The court ruling raised the question of whether Romania’s only air traffic services provider could temporarily lose its operating certificate. The Pfizer enforcement raises another question: whether the financial flows of such a strategic institution can be blocked because of debts owed by the Romanian state.

Together, the two developments expose an institutional vulnerability. ROMATSA is being hit from two directions at once: one legal dispute over its certificate and one enforcement procedure over money owed by the state.

Air Traffic Not Affected for Now

ROMATSA says air navigation services are currently operating normally. According to the institution, there is no impact at this moment on the safety, continuity or quality of air traffic services.

This is an important distinction. Romania’s airspace has not been closed; flights are not suspended due to ROMATSA, and the institution continues to provide air traffic services.

However, the fact that authorities had to discuss the licence issue in CSAT and that EUROCONTROL has now notified ROMATSA about frozen sums shows how fragile the situation has become.

The Pfizer Dispute Reaches Romanian Air Traffic

The Pfizer case itself comes from Romania’s vaccine procurement obligations during the COVID-19 pandemic. Romania lost the legal dispute, and Pfizer is now seeking recovery from the Romanian state.
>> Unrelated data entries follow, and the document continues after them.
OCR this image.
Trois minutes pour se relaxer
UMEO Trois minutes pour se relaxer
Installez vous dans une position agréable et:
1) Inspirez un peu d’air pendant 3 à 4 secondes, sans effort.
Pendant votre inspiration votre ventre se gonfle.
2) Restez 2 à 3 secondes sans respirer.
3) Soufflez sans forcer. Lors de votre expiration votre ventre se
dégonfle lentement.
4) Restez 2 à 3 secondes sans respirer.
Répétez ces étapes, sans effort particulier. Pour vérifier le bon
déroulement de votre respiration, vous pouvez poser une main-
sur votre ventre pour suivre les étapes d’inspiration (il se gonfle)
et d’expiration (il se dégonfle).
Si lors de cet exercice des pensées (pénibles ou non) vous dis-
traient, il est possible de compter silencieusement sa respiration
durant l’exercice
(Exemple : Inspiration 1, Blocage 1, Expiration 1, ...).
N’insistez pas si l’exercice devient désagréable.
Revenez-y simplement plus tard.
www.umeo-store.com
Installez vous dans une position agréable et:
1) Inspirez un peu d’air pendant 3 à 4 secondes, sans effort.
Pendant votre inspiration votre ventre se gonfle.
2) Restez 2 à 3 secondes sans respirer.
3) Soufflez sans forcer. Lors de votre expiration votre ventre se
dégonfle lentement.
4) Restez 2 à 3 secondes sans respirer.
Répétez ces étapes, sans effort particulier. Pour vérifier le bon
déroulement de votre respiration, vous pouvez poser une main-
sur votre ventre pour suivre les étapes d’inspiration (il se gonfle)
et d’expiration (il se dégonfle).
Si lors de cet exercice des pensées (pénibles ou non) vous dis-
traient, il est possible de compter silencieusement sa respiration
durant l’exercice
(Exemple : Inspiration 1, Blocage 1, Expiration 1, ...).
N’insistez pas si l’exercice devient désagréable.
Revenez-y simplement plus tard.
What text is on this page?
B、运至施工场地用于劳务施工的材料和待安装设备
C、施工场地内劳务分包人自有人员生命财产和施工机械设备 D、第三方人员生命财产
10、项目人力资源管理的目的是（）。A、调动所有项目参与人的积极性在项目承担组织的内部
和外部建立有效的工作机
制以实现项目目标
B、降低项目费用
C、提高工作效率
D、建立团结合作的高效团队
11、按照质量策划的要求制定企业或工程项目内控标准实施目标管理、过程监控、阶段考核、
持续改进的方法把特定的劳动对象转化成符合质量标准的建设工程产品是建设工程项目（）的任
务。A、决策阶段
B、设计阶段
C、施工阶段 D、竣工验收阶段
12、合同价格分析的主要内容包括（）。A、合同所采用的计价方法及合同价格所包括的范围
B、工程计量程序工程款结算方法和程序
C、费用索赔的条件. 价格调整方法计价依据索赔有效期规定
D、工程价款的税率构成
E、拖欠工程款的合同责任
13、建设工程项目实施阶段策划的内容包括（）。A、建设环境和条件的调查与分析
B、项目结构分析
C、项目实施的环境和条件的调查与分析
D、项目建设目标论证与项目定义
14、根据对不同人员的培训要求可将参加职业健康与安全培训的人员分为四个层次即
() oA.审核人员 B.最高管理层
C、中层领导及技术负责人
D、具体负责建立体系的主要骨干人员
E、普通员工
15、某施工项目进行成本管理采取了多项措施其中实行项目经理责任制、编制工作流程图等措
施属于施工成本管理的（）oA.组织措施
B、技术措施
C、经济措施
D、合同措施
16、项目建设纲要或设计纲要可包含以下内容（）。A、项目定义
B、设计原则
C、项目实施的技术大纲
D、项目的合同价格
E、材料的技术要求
Enforcement through EUROCONTROL makes the case more visible because it affects a strategic sector. What was previously seen as a budgetary and political scandal over vaccine contracts has now reached the financial flows of Romania’s air traffic system.

This does not mean Pfizer is suing ROMATSA. It means the company is enforcing a claim against the Romanian state through a mechanism that affects sums collected for services provided by ROMATSA.

A Crisis of Timing

The timing is what makes the case politically explosive.

First, a Romanian court ruled that ROMATSA’s operating certificate should be suspended for 30 days. Then, while the country was still debating whether such a decision could endanger air traffic and national security, ROMATSA was notified that funds collected through EUROCONTROL had been frozen in the Pfizer enforcement case.

Even if the two cases are not legally connected, they now overlap in public perception.

For the Romanian state, this is no longer only about vaccine contracts or employment disputes. It is about the exposure of critical infrastructure to legal, financial and administrative shocks.

What Happens Next

ROMATSA has announced that it is taking legal steps to protect its interests and to assess available options, including measures in Belgium related to the EUROCONTROL notification.

The Romanian Government is also expected to continue efforts to limit the impact of the Pfizer enforcement while ensuring that ROMATSA’s activity is not disrupted.

The key issue is whether Romania can separate the state’s financial obligations from the operational stability of a critical air traffic institution.

For now, flights continue. But the ROMATSA case has already become one of the most serious institutional scandals in Romania this year: a court ruling questioned its licence, CSAT had to intervene, and now funds connected to its services have been frozen in a billion-lei enforcement procedure.